Мякинная пыль поднялась возле барабана, окутала веялку.
Три воза снопов были обмолочены. На смену им привезли еще три от других хозяев. Секретарь комбеда записал в тетрадку, сколько «потянул» первый замолот. Рожь высыпали в глубокую телегу на полог. Туда же пойдет следующая.
Пришел с других токов Никишин. Там тоже наладили молотилки, и издали был уже слышен гул барабанов.
Михалкин рассказал Никишину о том, что придумал Яков. Никишин одобрил и послал парня, чтобы передал старшому тока — брать из кладей по четырнадцать снопов.
Солнце взошло довольно высоко, с полей подул прохладный ветер. Невдалеке расстилались яровые поля. Овсяные, серебристые, уже поспели, и их вот-вот надо убирать; просяные, с желтыми кистями, шелестели от ветра. Поспела чечевица, цвели подсолнухи. Все это зрело и обещало неплохой урожай.

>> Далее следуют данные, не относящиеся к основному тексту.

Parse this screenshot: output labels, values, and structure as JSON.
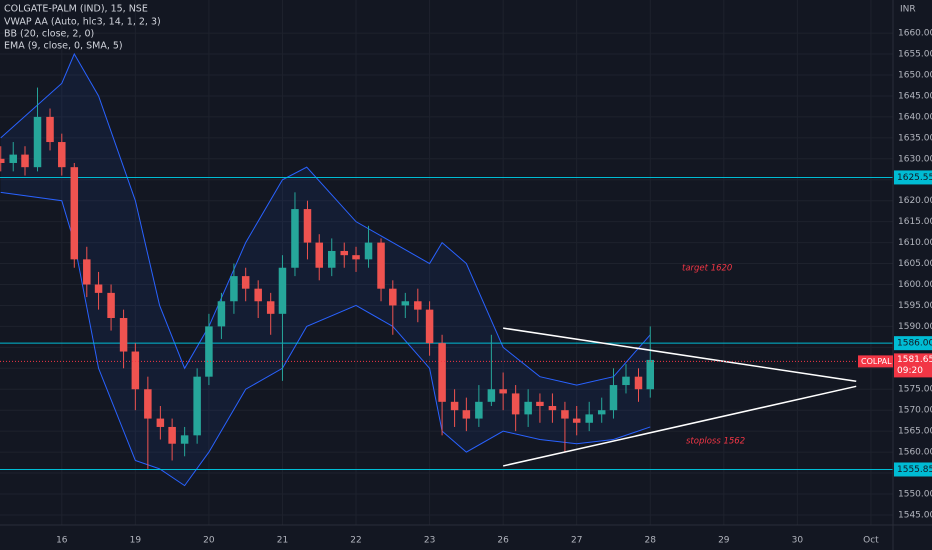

Только надо вовремя убирать. Убирать, а народу в селах мало. Кто на войне, кто инвалиды, кто скрывается — дезертир. Остались женщины, подростки да старики. А дороги каждые рабочие руки. Лето, видимо, будет дружное, а на некоторых полосах еще рожь не скошена. Косить некому. Комитеты бедноты не могут охватить всю работу. В иных селах комбеды из вдов и солдаток создали группы, чтобы работать вместе. Кто косами косить, кто серпами жать.
Это были группы по совместной уборке урожая. Первым положил начало Федя, предкомитета Горсткинского волсовета.
«Что ж, — думаю я, глядя, как задавальщик ловко задает в барабан ржаную розвязь, — нынче это группа по уборке урожая, а завтра, может быть, уже товарищество по совместному севу озимых. А там пойдет и пойдет — вплоть до артельного дела или до коммуны, как это уже есть в селе Калдусах и других селах. Артельное дело для мужиков привычное. Что будет дальше — жизнь покажет. „Придут новые времена, будут новые песни“, — говорил Степан Шугаев».
Привезли еще три телеги снопов. К задавальщику подходят Михалкин с Яковом. Сквозь рев барабана, окрики погоняльщика не слышно было, что сказал Михалкин задавальщику. Михалкин снял с себя пиджак, остался в гимнастерке и стал на место задавальщика. Тот передал ему очки, которые Михалкин протер о гимнастерку и надел.